There's not much left of Nana's kaleidoscope. The strange little blonde girl had picked off the gold diamond-marked paper, peeled the cardboard, and thrown away the clear mirrors that give the toy its ability to make magic out of light. He still has the beads that make up the artificial stars within. They're the garish blue and red plastic prisms that are supposed to rattle inside the cardboard tube and make pretty star-like geometric patterns. Those, he decides, he'll always keep in his front pocket in case Nana ever asks him where they are. The rest of the kaleidoscope, he regretfully throws away, because the strange little girl has told him that he will only need the prisms for later. He doesn't know why, but he believes every single word she says as truth.
Now, he's seen actual stars through professional-grade telescopes, and of course there are the prisms in his pocket which stand in for stars, but until today he'd never thought that stars could exist in people. And he could have sworn that he'd seen one in a person, today - the boy who'd been standing with a man in a trucker cap, the boy he'd almost knocked over in his hurry to catch up to the strange blonde girl.
Cooper is much older than he is, and so, he has his own friends. His school friends are nice enough, and they eat lunch together or play video games and read comic books together on the weekends or at camp, but Blaine has never felt really close to any of them, either. So it's exciting to meet someone new, someone that could be a friend. His eyes, Blaine thinks, are like Sirius, which Nana says is a binary star system, anyway; two dazzling blue stars. It's an appropriate simile. The little boy's eyes were shining as he looked about the exhibits, and they were wide with wonderment, and they fascinated, because, like stars, there were undercurrents there, rippling beneath their shimmering surfaces. You were so curious that you had to know what was living and breathing underneath. Blaine remembers a sadness lingering underneath the little boy's expression that belied the light hanging there. He's sure that it's a sadness that the other little boy can't shake off, and he resolves to try to help. He doesn't know why there's a pull between them, or why he should try to help this stranger, but there is something between them. He has to follow it.

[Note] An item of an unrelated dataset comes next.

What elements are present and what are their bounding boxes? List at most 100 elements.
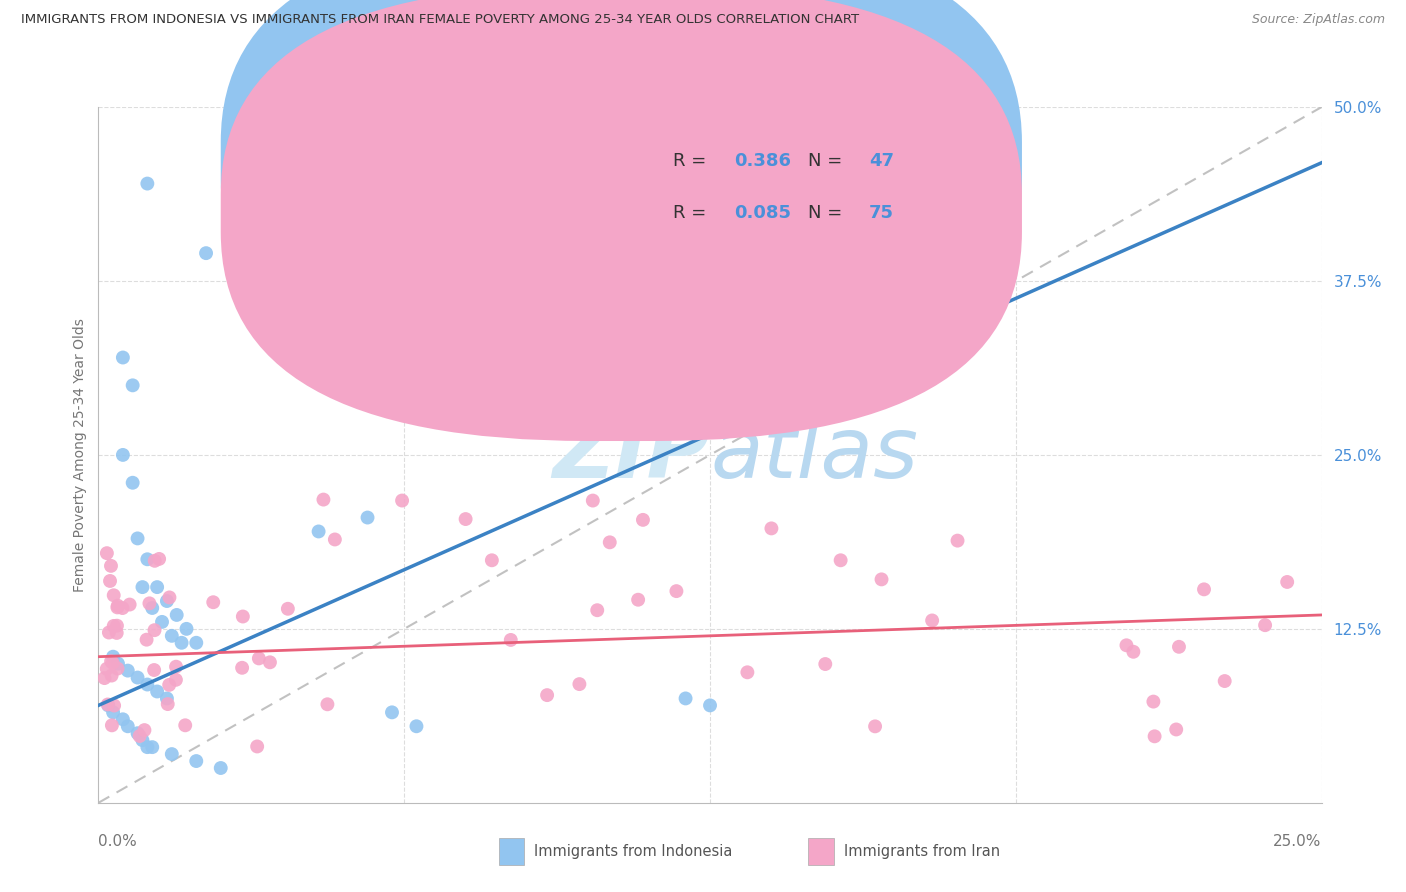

Blaine resolves to go back to the planetarium the next day, and every day after that, to see if he can catch up to the little boy. If the boy liked the planetarium that much, he'll convince his father that he wants to come back. Blaine wants to ask him what's happening to him and if he can help him, and if he can't, at least they could try to be friends. It'd be nice to have a real friend.
But the next day, over Sunday brunch, just when Blaine is mustering up the courage to ask if he can go to the planetarium again, his father gets a phone call. Blaine has to take tissues over to his father, and it's one of a handful of times in his life that he ever does see his father cry. Nana has had a stroke in her sleep the night before, and it's time to go and take care of her instead.
So, he never does see the sad-eyed little boy again; at least, not at the planetarium. Six years later, Blaine, in a blue-and-red blazer, stands at the foot of a spiralling iron-wrought staircase and meets another boy. This boy is just as beautiful, and has the same flawless pale skin and light brown hair; but he also has sadder icy blue eyes, and a heavier heart, and scars. Blaine never does fully remember who the first boy is. He just knows that when he's gazing at this boy with love, sitting across a little round table at the Lima Bean, that the boy's eyes outshine Sirius, and that he'll never get tired of looking at the stars in his eyes.